While the FBI continues to search for a perpetrator who threw an improvised explosive device through a window of an imam’s office at the Dar Al Farooq mosque in Bloomington, Minnesota, the Whitehouse has yet to comment. Is there a double standard when it comes to acts of terror against Muslims?
Police were called around 5 a.m. on Saturday following reports of an explosion as worshippers prepared for morning prayers. The blast damaged a room and shattered windows; fortunately, no one was injured. One worshipper saw a pickup truck speed out of the parking lot shortly after the explosion.
After visiting the mosque on Sunday morning, Minnesota governor Mark Dayton described the bombing as an act of terrorism.
The bombing comes amid a rise in reports of anti-Muslim incidents across the U.S., including arson attacks, vandalism, harassment of women wearing hijabs, and bullying of Muslim schoolchildren. Just recently, an Islamic cemetery in Minnesota reported it had been vandalized with spray-painted profanities and swastikas.
Minnesota is home to the largest Somali community in the U.S., roughly 57,000 people, according to the latest census figures. Immigrants have been coming to Minnesota from their war-torn homeland since the 1990s. These people, like many other immigrants, came to this country seeking freedom to worship, a freedom that continues to be under attack.
According to the Council on American-Islamic Relations, the number of reported hate crimes against Muslims has risen 91% in the first half of the year, compared to the same period in 2016. However, other communities are not immune to such hate crimes.
In Silver Springs, Maryland, a sign advertising Spanish church services was ripped and vandalized with the words, "TRUMP NATION WHITES ONLY."
In New York, swastikas were drawn on several doors at a residence hall at the New School.
Anti-Semitic graffiti—including a swastika and the words "Heil Trump"—appeared at a bus stop on the University of California at San Diego campus.
Black students at the University of Pennsylvania were subjected to racial slurs and violent threats by someone using the name "Daddy Trump." There was also calendar invite for a “daily lynching.”
According to the Detroit Free Press, a man threatened a Muslim student at the University of Michigan, demanding that she remove her hijab or be set on fire with a lighter.
There have also been numerous efforts to block or deny zoning permits for the construction and expansion of mosques while other proposed houses of worship are approved.

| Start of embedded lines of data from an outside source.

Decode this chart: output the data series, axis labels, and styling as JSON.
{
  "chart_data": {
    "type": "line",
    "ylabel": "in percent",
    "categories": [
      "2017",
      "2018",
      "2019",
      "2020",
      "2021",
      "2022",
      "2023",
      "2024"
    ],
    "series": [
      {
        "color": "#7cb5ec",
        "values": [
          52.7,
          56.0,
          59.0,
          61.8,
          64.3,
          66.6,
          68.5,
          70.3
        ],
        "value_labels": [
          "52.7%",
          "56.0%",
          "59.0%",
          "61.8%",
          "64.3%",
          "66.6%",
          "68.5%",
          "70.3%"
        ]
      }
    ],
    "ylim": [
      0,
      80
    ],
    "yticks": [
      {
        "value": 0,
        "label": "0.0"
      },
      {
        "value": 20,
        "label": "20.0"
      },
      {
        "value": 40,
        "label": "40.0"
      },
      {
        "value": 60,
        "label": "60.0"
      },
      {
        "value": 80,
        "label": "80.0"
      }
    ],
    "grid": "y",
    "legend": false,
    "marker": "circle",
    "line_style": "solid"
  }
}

Rep. Keith Ellison, D-Minnesota, said the rise in hate preceded the election of President Trump, but Trump has not helped the situation. "I could tell you that other (presidents), including President Bush, have spoken up for tolerance," he said. "We're hoping for a word from President Trump to say that we want a tolerant community and we will condemn all hate crimes by anyone, including against the Muslim community."

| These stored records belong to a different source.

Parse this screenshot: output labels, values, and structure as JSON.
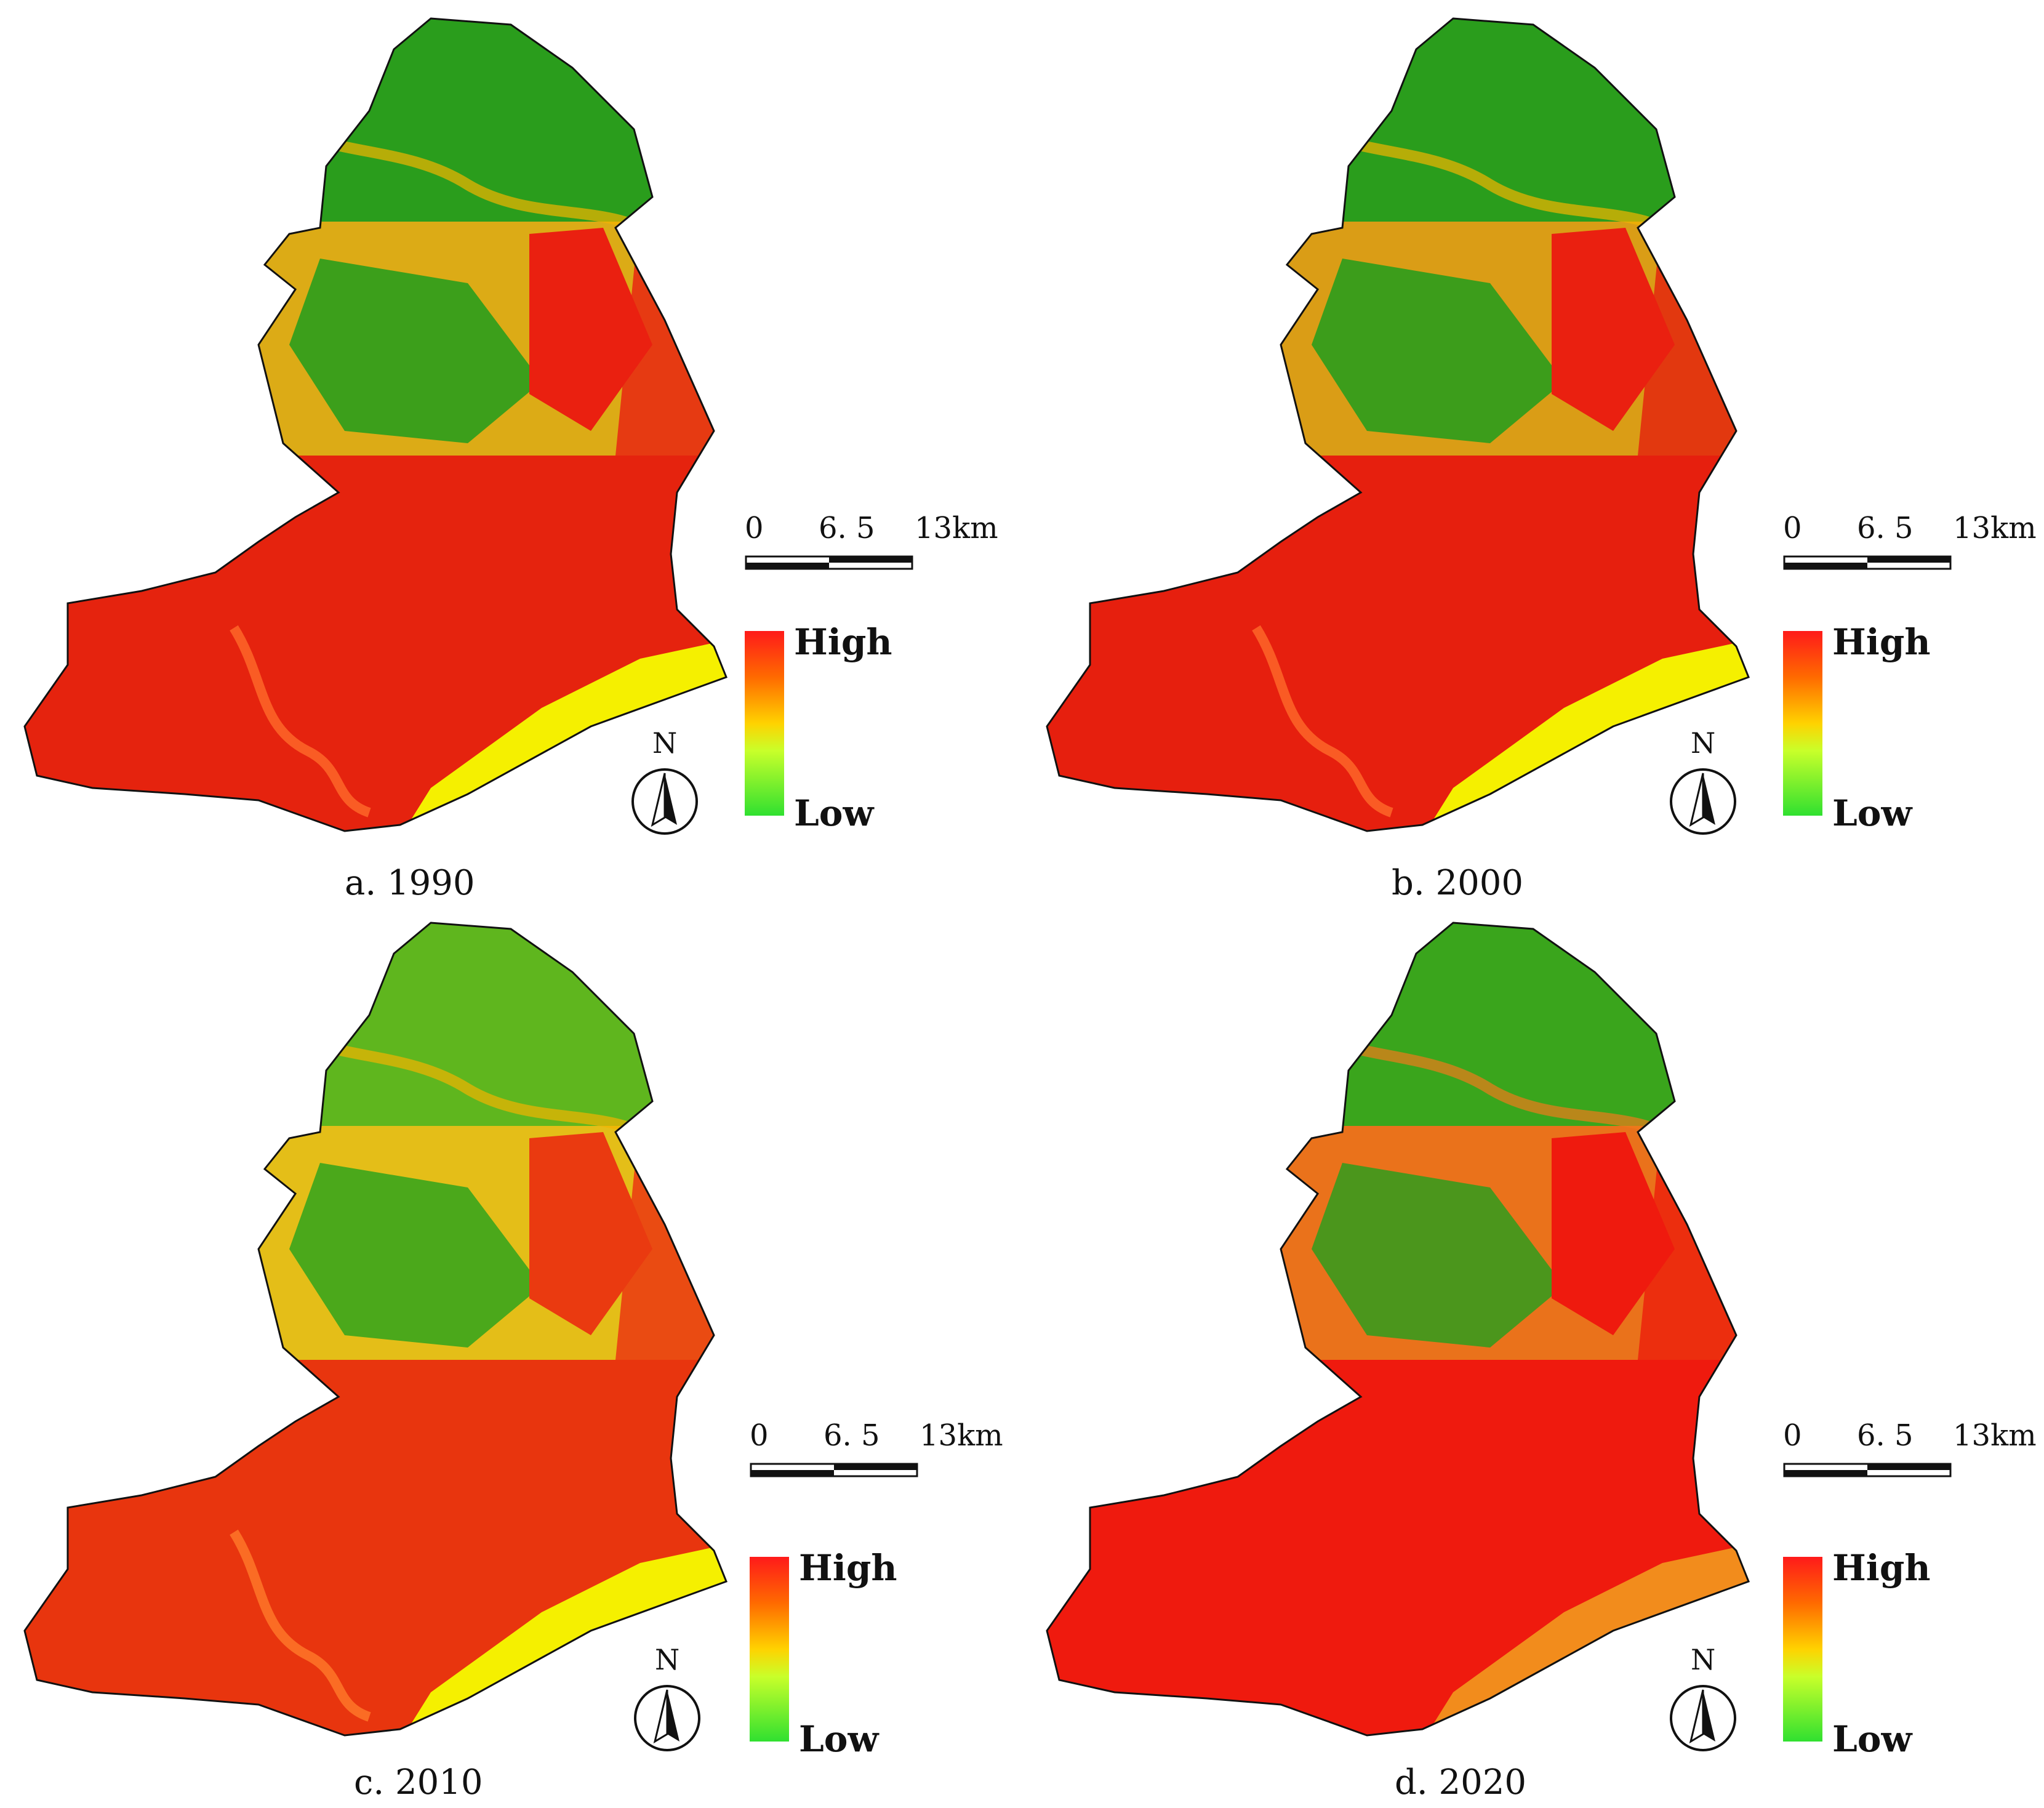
{
  "panels": [
    {
      "caption": "a. 1990",
      "colors": {
        "north": "#2a9d1c",
        "mid": "#e63a12",
        "south": "#e5230e",
        "coast": "#f5f000"
      }
    },
    {
      "caption": "b. 2000",
      "colors": {
        "north": "#2a9d1c",
        "mid": "#e2380f",
        "south": "#e61f0e",
        "coast": "#f5f000"
      }
    },
    {
      "caption": "c. 2010",
      "colors": {
        "north": "#5fb61e",
        "mid": "#ea4b12",
        "south": "#e8350e",
        "coast": "#f5f000"
      }
    },
    {
      "caption": "d. 2020",
      "colors": {
        "north": "#3aa51c",
        "mid": "#ec2e0e",
        "south": "#ef1a0e",
        "coast": "#f28c1c"
      }
    }
  ],
  "scale": {
    "zero": "0",
    "mid": "6. 5",
    "end": "13km"
  },
  "legend": {
    "high": "High",
    "low": "Low"
  },
  "north_label": "N"
}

Many are questioning why President Trump has failed to respond; many wonder why he continues to turn a blind eye to such attacks and threats? Isn't making Muslims - or any religious group - feel unwelcome a total conflict with the vision of our Founding Fathers?

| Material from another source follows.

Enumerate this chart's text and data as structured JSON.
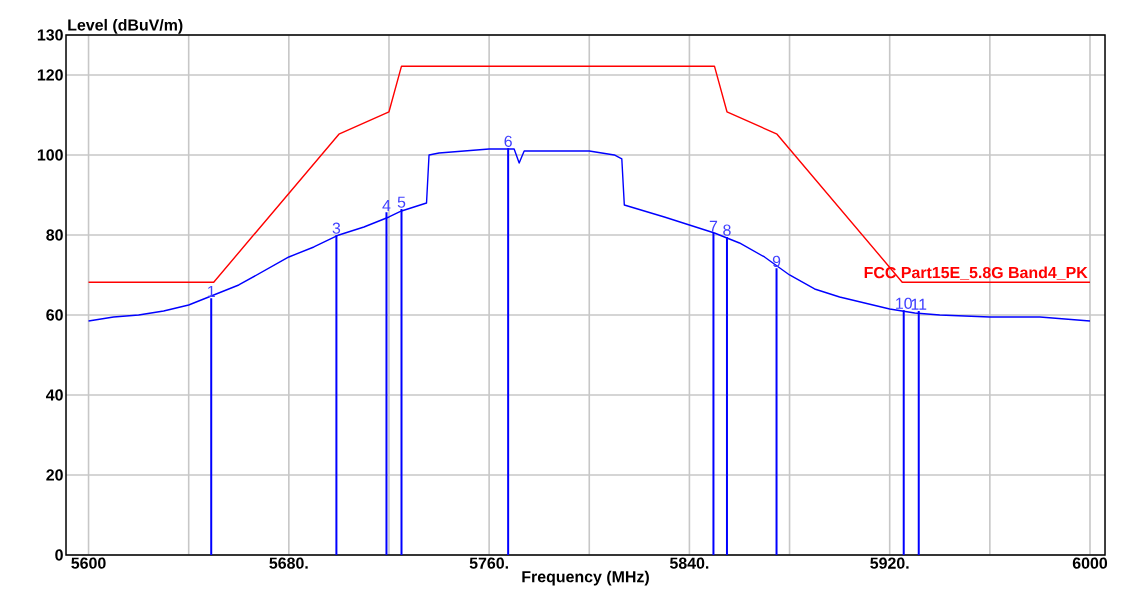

The election and current political and social consequences have had a profound effect on all of us. While I respect the presidency and the office of president, I find that the current president's abusive rhetoric and bluster directed at American citizens, particularly innocent Muslim immigrants, runs contrary to the very essence of what the presidency is supposed to be. The president represents all of us, regardless of race, creed, religion, or even political views. I would like to see him rise to the occasion and cease his divisive, un-American behavior.